Expected Q1 2010 Expected 2010
per share per share
--------- ---------
Earnings per share and unit – diluted $0.06 to $0.09 $0.32 to $0.50
Depreciation and amortization, net 0.22 0.93 to 0.95
-------------- ---------------
FFO per share and unit – diluted (1) $0.28 to $0.31 $1.25 to $1.45
============== ===============
2010 Capital Assumptions
------------------------
Weighted average debt outstanding $898.0 million
Weighted average interest rate 7.2%
Total interest costs $64.7 million
Total amortization of deferred financing costs $5.5 million
Interest expense capitalized $(13.5) to $(17.5) million
Deferred financing costs amortization
capitalized $(1.0) to $(1.5) million
--------------------------
Total interest expense after capitalization $51.2 to $55.7 million
==========================
Note: Guidance assumes no new debt or equity issued from the date of this
release.
2010 Other Guidance Assumptions
-------------------------------
Total revenues $240 to $260 million
Other revenues (included in total revenues) $8 to $10 million
Straight-line revenues (included in total revenues) $30 to $40 million
Below market lease amortization, net of above market
lease amortization $3 million
General and administrative expense $13 to $15 million
Improvements to real estate excluding development $3 to $5 million
Estimated required REIT dividend distribution
payout $0.30 to $0.35 per share
Weighted average common shares and OP
units - diluted 68.5 million
(1) Funds from operations, or FFO, is used by industry analysts and
investors as a supplemental operating performance measure for REITs.
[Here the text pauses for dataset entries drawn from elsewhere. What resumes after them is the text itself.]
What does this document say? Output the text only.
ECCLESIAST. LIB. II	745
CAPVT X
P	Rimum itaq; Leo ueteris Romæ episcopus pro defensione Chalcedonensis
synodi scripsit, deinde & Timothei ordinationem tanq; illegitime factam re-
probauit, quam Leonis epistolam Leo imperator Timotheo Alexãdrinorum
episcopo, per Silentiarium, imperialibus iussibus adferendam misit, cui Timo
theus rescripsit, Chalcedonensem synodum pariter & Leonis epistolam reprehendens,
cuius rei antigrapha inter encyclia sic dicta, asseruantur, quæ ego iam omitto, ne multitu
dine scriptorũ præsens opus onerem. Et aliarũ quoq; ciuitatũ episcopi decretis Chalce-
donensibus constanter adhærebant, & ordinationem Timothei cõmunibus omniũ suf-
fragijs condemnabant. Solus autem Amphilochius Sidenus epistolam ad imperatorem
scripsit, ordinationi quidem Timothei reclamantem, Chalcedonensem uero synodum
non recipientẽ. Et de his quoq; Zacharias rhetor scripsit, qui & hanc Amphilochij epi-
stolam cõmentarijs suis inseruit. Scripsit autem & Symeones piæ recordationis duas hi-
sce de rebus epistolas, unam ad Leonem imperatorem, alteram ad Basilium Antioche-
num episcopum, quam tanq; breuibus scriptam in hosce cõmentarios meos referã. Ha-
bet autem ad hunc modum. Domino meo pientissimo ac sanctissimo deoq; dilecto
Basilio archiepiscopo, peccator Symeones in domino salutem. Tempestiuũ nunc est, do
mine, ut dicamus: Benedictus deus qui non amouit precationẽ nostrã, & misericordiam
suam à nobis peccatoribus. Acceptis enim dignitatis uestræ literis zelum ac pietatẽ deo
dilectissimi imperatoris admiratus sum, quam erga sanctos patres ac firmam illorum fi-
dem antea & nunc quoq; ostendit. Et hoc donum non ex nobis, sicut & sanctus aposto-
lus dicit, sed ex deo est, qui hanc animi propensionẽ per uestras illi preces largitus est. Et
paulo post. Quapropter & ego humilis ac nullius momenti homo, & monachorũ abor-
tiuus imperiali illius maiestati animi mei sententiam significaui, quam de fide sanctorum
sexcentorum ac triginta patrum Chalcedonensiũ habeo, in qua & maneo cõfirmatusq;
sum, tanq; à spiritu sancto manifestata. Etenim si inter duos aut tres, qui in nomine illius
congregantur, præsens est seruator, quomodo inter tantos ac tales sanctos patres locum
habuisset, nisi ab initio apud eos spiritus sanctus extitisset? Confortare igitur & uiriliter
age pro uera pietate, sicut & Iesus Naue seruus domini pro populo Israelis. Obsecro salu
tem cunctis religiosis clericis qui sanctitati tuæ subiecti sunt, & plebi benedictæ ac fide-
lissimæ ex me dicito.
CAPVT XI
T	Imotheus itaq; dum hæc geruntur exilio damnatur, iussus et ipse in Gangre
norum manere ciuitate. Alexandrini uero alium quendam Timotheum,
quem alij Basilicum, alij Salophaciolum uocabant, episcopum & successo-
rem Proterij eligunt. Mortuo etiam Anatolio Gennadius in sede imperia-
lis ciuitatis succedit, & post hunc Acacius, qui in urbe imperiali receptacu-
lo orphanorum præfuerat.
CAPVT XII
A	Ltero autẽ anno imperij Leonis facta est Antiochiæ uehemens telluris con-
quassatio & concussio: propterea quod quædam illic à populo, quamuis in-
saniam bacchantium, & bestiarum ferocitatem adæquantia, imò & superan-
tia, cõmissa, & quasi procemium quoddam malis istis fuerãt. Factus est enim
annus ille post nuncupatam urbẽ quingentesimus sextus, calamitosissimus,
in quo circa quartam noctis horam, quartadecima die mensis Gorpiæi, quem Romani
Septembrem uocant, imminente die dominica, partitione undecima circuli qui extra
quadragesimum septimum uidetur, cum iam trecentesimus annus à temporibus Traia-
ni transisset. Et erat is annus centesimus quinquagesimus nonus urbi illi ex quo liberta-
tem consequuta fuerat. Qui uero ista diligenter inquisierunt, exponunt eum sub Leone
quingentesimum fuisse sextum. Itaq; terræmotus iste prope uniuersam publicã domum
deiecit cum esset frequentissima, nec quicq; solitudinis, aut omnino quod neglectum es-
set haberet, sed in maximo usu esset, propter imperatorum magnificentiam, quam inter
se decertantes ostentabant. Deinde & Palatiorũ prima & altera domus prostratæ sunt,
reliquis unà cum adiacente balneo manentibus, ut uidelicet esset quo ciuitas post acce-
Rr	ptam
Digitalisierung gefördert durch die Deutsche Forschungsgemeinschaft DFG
We calculate FFO in accordance with the definition that was adopted
by the Board of Governors of the National Association of Real Estate
Investment Trusts, or NAREIT. FFO, as defined by NAREIT, represents
net income determined in accordance with GAAP, excluding
extraordinary items as defined under GAAP and gains or losses from
sales of previously depreciated operating real estate assets, plus
specified non-cash items, such as real estate asset depreciation and
amortization, and after adjustments for unconsolidated partnerships
and joint ventures.
We use FFO as a supplemental performance measure because, in
excluding real estate related depreciation and amortization and
gains and losses from property dispositions, it provides a
performance measure that, when compared year over year, captures
trends in occupancy rates, rental rates and operating expenses. We
also believe that, as a widely recognized measure of the performance
of equity REITs, FFO will be used by investors as a basis to compare
our operating performance with that of other REITs. However, because
FFO excludes real estate related depreciation and amortization and
captures neither the changes in the value of our properties that
result from use or market conditions nor the level of capital
expenditures and leasing commissions necessary to maintain the
operating performance of our properties, all of which have real
economic effects and could materially impact our results from
operations, the utility of FFO as a measure of our performance is
limited.
While FFO is a relevant and widely used measure of operating
performance of equity REITs, other equity REITs may use different
methodologies for calculating FFO and, accordingly, FFO as disclosed
by such other REITs may not be comparable to our FFO. Therefore, we
believe that in order to facilitate a clear understanding of our
historical operating results, FFO should be examined in conjunction
with net income as presented in the consolidated statements of
operations. FFO should not be considered as an alternative to net
income or to cash flow from operating activities (each as computed
in accordance with GAAP) or as an indicator of our liquidity, nor is
it indicative of funds available to fund our cash needs, including
our ability to pay dividends or make distributions.
SOURCE DuPont Fabros Technology, Inc.